If you’ve ever found yourself wishing you could do all the things you’ve been able to do with a hypervisor and regular virtual machines but on a GPU cluster – in your own data center or in the cloud – Nvidia and VMware are now saying your wish is about to come true.

Monday morning, in conjunction with the start of VMworld in San Francisco, the two companies announced that VMware Cloud on AWS, the VMware-operated cloud service running on bare-metal infrastructure in AWS data centers, will soon feature virtualized GPUs you’ll be able to provision and manage using the same vSphere tools you use with regular VM infrastructure. You’ll be able to share a single physical GPU among multiple VMs, but you’ll also be able to aggregate the power of many GPUs to train a machine-learning model at massive scale, the companies said.

The play here is to get VMware into the infrastructure mix for the emerging set of enterprise computing workloads that benefit from GPU acceleration, such as AI and machine learning, as well as more traditional Big Data analytics. Also on Monday, the company announced a broad strategy for tackling the hybrid cloud opportunity, which is essentially to provide a single set of tools for managing all enterprise infrastructure, on premises and/or in any public cloud, in a uniform way.

Nvidia benefits from adding yet another way for companies to consume its GPUs in data centers, but it’s also making RAPIDS, its libraries of AI and analytics software tools for data scientists, compatible with this virtual GPU infrastructure. The containerized software packages enable popular data science technologies like TensorFlow and PyTorch to take advantage of GPU-accelerated hardware.

The key enabling technology is Nvidia’s Virtual Compute Server (or vComputeServer) software, which the GPU giant also announced Monday. It is based on the company’s previously existing virtual GPU technology, but until now it supported only open source KVM-based hypervisors, such as Red Hat’s and Nutanix’s. vGPU now supports vSphere, and vComputeServer is the product manifestation of that support.

VMware also has its own big hardware-accelerator virtualization effort. In July, the company announced acquisition of Bitfusion, a specialist in this area, saying the goal was to bring GPU virtualization to vSphere. VMware also said the platform could be extended to support other types of hardware accelerators, such as FPGAs and custom ASICs.

As with CPU virtualization, Nvidia’s vComputeServer puts a performance “tax” on GPU infrastructure. The exact size of the tax will vary from workload to workload, but the general impact on performance Nvidia engineers have observed in their labs has been less than 5 percent, John Fanelli, a VP of product at Nvidia, said on a call with reporters last week.

Today, vComputeServer is supported by hardware from Cisco, Dell, Hewlett Packard Enterprise, Lenovo, and Supermicro, Fanelli said.

The companies promise that a customer will be able to run vComputeServer on-premises, train their machine learning models while managing their GPU infrastructure – which today is typically bare-metal, living in its own silo – with the same VMware vCenter tools they use to manage the rest of their data center. If they need to scale up the model, they’ll be able to easily run it in VMware Cloud on AWS, using those same tools to manage it.
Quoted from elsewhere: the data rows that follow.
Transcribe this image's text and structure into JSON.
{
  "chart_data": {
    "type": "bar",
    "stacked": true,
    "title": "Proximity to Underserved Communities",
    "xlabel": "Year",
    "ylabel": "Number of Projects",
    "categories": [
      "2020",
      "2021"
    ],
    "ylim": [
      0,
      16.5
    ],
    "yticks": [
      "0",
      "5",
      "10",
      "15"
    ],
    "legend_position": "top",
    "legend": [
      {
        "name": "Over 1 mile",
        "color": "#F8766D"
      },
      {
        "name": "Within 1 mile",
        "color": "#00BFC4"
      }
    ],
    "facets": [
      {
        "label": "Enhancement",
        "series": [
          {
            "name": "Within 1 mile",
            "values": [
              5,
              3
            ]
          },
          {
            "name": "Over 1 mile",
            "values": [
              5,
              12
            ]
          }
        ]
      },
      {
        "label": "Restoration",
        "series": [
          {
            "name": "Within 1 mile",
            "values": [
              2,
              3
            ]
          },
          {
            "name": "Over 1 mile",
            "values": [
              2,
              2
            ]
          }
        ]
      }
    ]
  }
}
The virtual cloud GPUs will run on Nvidia’s latest T4 physical GPUs, which AWS announced it was deploying in its data centers earlier this year. AWS hadn’t launched this type of cloud GPU instance, called G4, at the time of writing. Fanelli said Amazon will share details about their availability “very shortly,” implying that VMware will make its GPU cloud service available around the same time.

VMware said Monday that it has quadrupled the number of VMware Cloud on AWS availability regions from the same time last year, going from four to 16.